К вечеру второго дня на горизонте появились лесистые холмы. Мы встали на ночёвку у островка из вязов, сгрудившихся вокруг родника. Стреноженные лошади паслись неподалёку.
Однажды вспомнив о нашем договоре, я уже не могла забыть о нём. По молчаливому согласию мы не говорили о любви — мы её делали, и, за исключением слов, то, что происходило между нами, на мой взгляд ничем не отличалось от любви. Что договор значил для самого Иорвета, я не понимала и не спрашивала его об этом. Единственное, что я знала точно, что сама я попала безнадёжно, как муха в варенье, но в эйфории путешествия это не печалило и не пугало меня, напротив — мне было мало.
Степные кузнечики оглушительно стрекотали до заката, но как только солнце скрылось в траве, наступила тишина.
— Смешные всё-таки у тебя уши, — сказала я, проводя пальцами по кромке уха эльфа вверх до непривычного угла и вниз, а потом опять вверх.
— Вообще-то у тебя, — засмеялся он.
— Мне нравится, когда ты смеёшься, — я привстала с руки Иорвета, заглянула ему в лицо.
— А мне ты нравишься, — он опять улыбнулся.
— Смотри не влюбись! — пошутила я прежде, чем успела подумать.
— Я держу себя в руках, — сказал он и притянул меня к груди.
— Очень хорошо, — ответила я, выкидывая размышления о сложных материях из головы. — Дай и мне подержать…
***
С высокого лесистого правого берега открывался вид на извилистую, слепящую холодными искрами реку. Ниже по течению, там, где река вкатывалась на повороте в обрыв, берег уходил высоченной горой наверх, а потом река изгибалась в другую сторону, и над излучиной поднимался дым костров. Лес шелестел на ветру, и в его шёпот вплетались разнотонные гудящие звуки, будто кто-то дул в горлышки бутылок. Я долго не могла понять источник этих звуков, пока не заметила, что их издавали встречающиеся между вязами и густым орешником тонкие и прямые, как струна, деревья с узкими ланцетными листьями и гладкими стволами, на которых кое-где встречались круглые, как у флейты, отверстия. На стук палкой ствол отозвался звонко, словно был полым, а медальон предупреждающе дрогнул.
Иорвет выбрал место для стоянки на поляне у подножья горы, рассудив, что гора скроет дым нашего костра от раскинувшегося ниже по течению лагеря. Судя по всему, там остановилось кочевое племя: на левом берегу, низком и травянистом, паслось бесконечное стадо буйволов.
Мы опять вышли на берег. Расстелив на земле карту, я пыталась сопоставить изгибы реки, чтобы понять наше местоположение, а Иорвет вглядывался в небо.

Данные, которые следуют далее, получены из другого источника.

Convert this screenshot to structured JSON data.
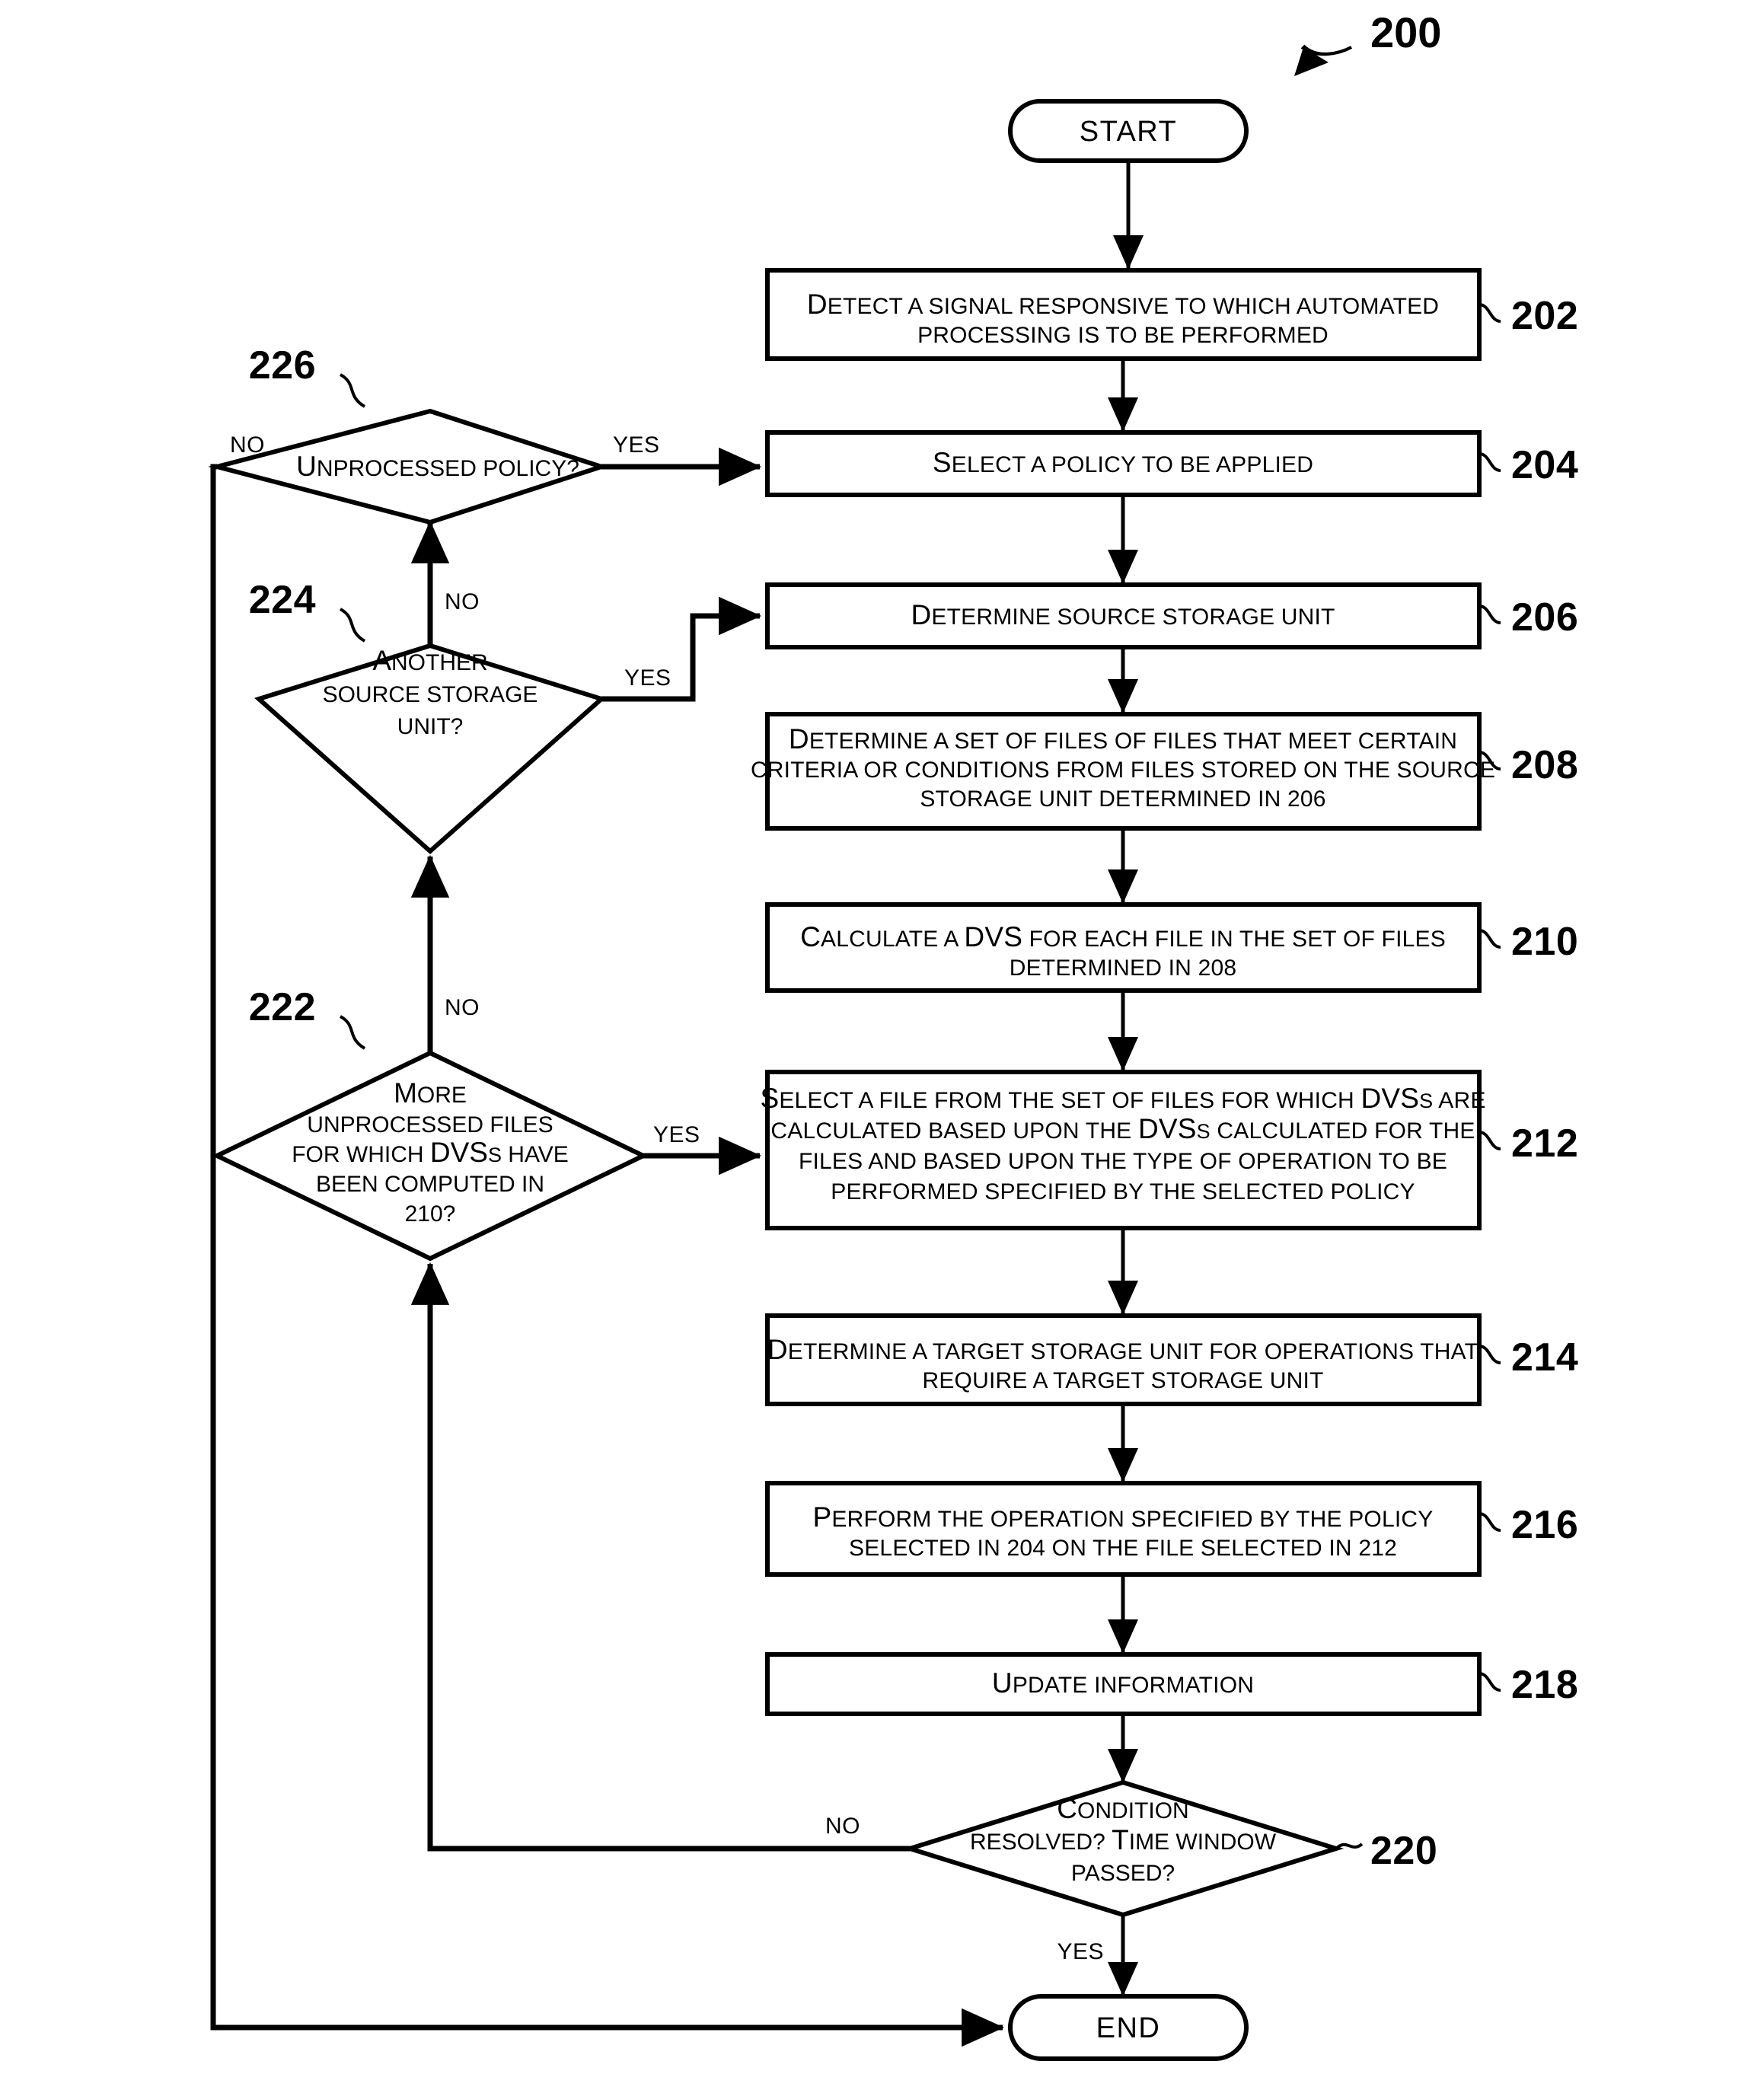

— Летит, — наконец, сказал он.
С вышины сужающимися кругами спланировал на распростёртых крыльях гигантский беркут, сияя золотистыми перьями на хвосте. Я усмехнулась — Борх не упускал случая произвести эффект своим появлением. Через миг он уже стоял рядом с нами, обратившись, как обычно, мгновенно, неуловимо для глаз.
— Я ожидал вас к закату, но вы превзошли мои ожидания, — сказал он, отряхивая кафтан.

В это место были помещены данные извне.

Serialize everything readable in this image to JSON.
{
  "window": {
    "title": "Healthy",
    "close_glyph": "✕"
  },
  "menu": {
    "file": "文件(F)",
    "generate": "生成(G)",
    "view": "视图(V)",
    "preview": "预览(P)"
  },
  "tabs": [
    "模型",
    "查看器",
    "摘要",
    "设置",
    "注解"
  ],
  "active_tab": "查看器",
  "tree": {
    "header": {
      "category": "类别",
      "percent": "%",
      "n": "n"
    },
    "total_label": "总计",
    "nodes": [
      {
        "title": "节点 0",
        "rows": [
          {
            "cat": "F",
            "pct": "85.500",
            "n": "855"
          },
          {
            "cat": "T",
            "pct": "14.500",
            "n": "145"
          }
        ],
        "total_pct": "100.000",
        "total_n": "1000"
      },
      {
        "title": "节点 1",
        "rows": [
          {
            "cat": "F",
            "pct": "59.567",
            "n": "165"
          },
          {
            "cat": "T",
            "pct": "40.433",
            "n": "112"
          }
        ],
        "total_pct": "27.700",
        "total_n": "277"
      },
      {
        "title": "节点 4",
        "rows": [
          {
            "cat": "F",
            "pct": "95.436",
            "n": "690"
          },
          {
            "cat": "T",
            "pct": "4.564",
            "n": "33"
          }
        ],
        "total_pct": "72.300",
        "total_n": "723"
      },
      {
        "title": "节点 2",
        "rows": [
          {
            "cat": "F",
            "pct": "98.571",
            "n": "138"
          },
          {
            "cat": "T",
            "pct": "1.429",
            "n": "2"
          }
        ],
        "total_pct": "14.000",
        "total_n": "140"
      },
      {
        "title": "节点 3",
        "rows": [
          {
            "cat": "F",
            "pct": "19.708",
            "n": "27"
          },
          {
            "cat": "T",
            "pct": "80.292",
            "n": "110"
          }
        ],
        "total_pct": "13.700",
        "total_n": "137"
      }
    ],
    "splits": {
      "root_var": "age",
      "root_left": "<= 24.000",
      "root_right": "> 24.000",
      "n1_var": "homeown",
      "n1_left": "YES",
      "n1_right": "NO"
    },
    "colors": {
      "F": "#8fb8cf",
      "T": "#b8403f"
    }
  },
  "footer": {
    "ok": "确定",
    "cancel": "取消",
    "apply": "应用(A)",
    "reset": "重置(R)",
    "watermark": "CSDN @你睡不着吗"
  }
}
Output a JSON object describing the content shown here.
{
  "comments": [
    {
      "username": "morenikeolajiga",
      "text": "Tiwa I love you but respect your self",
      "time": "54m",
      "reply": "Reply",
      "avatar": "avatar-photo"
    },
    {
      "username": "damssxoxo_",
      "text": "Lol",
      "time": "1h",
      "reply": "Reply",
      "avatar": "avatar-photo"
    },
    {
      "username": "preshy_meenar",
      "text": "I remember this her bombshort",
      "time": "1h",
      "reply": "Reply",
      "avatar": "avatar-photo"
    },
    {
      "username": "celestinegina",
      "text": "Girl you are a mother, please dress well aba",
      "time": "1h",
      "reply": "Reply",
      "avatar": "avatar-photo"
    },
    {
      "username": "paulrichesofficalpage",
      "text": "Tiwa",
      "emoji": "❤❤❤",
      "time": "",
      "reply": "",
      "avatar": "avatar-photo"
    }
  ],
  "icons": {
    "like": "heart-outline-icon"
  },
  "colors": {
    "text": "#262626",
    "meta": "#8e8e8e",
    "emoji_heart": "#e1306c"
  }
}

— Меня мучает вопрос… — сказала я, повернувшись к нему. — Откуда берётся одежда, когда ты превращаешься?
Он рассмеялся было, а потом осёкся и застыл с озадаченным выражением на лице:
— Никогда не думал об этом. Одежда появляется сама и именно та, которая мне нужна, — ответил он и сердито добавил: — Но теперь, когда ты спросила, я буду об этом думать, и кто знает, что за одежда появится на мне в следующий раз!